Someone needs to get this man a speed square, also a longer riser cable [1].

[1]I don't care much for Linus Tech, but https://m.youtube.com/watch?v=q5xvwPa3r7M


It was 3am! :-)

I suspect that longer PCIe extender cables would have signal quality issues (so far with my setup I haven't seen any issues, mem copy throughput is as expected and no PCIe AER errors reported)


3am is the best time for random projects.


How about a Dremel while we at it?


I wonder what applications he has in mind. Maybe GPGPU/ML training kind of stuff? Rampant speculation:

Cable extenders are known for messing with signal integrity. Flipping bits over long wires takes a while. ML training seems (I could definitely be wrong here) less latency sensitive than classic GPU applications, like gaming. But it does want the bandwidth. Could there be room for an active cable with repeaters? Does anyone make a cable with, like, little flip-flops in it? Can an extender act as a little buffer or pipeline or something like that?

Cunningham’s law: activate!


The PCI AER (advanced error reporting) can detect issues quite well & report them. The author mentiona that they sort of expected problems, but no, AER hasn't reported any.

Links have to be very smart & capable of self training in modern PCIe to perform at the speeds they do: they have link equalization. So there's incredible diagnostics builtin.

As for active cables, Marvell just announced Alpine P, which is a PCIe6 retimer that capable of working in active electrical cables (and also active optical cables!). I don't know if they buffer data or not - if so it would be a small amount of data I'd expect - but they do receive & retransmit. https://www.servethehome.com/marvell-extending-pcie-gen6-rea...


Just random LLM use (no training) and some cuDF experiments so far. So far I haven't noticed any issues (and I tend to investigate any unexplained glitches).


I should have noticed the url/username match, haha.

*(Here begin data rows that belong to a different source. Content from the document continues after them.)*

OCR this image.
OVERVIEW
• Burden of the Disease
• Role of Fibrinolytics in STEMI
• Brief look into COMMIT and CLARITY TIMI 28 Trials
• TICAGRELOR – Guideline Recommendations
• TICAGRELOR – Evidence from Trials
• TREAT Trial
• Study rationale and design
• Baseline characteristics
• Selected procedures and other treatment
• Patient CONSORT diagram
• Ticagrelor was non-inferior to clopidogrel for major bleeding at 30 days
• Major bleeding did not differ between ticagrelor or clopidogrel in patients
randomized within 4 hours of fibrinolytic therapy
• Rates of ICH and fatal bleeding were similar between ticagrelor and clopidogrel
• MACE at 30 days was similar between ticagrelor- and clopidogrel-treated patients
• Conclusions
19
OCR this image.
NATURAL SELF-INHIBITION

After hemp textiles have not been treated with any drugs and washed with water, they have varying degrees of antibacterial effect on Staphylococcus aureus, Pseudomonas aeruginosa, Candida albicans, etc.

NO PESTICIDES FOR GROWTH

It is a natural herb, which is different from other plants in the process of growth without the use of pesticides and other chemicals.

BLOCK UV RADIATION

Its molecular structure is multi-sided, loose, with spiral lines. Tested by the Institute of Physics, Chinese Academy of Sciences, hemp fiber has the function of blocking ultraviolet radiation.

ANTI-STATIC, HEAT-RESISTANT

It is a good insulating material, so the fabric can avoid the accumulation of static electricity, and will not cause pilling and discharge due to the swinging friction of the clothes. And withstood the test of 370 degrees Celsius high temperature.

Neat project! I’ve done a couple (basic, consumer, no modifications of the case) mini itx builds and always wished I could get the GPU out of the case. Stick the hot thing out in the world, where it has infinite airflow, seems like the most obvious thing to do, but it really isn’t catered to well enough…


Like the workstation cards the 4090s support an ECC mode for their memory if that's important.


The riser cables look delicate and likely to introduce latency.

I think mainboards, particul;arly ITX, could have PCIe sockets on the back or on the edge, and/or at right-angles - for example you could mount a GPU on it's side next to the mainboard, plugged into a right-angled socket on the edge of the board.


One alternative to PCIe risers is OCuLink/SFF-8611. It lets you plug one end of a thin cable into a PCIe (or M.2) card and the other into a board with a PCIe slot.

The main downside is that it cuts bandwidth to PCIe x4, but for most usage (e.g. LLM inference), that would be fine.


Big question: why is his PC in the bathroom?!


That's a topic for another blog post, but I use these as servers, so don't need direct HDMI/display connectivity - but one reason is to reduce noise. And I don't have a garage!


It might be their spare/basement bathroom that they're not actually using. In the background you can also see that they're using it to store their luggage cases.


Where else do people put their PCs?


maybe it's time for manufacturing of PC cases reminiscent of Sharp X68000 case. Dual towers linked together.


Or SGI Onyx


Decent hardware hacking, and the performance looks good, but that is the ugliest homelab setup I’ve ever seen.


>but that is the ugliest homelab setup I’ve ever seen

Is there a requirement for a homelab to be good looking to outsiders?


No. Is there a requirement for me to keep my opinions to myself?


Next project: dipping my computer in the toilet tank using the porcelain as a radiator.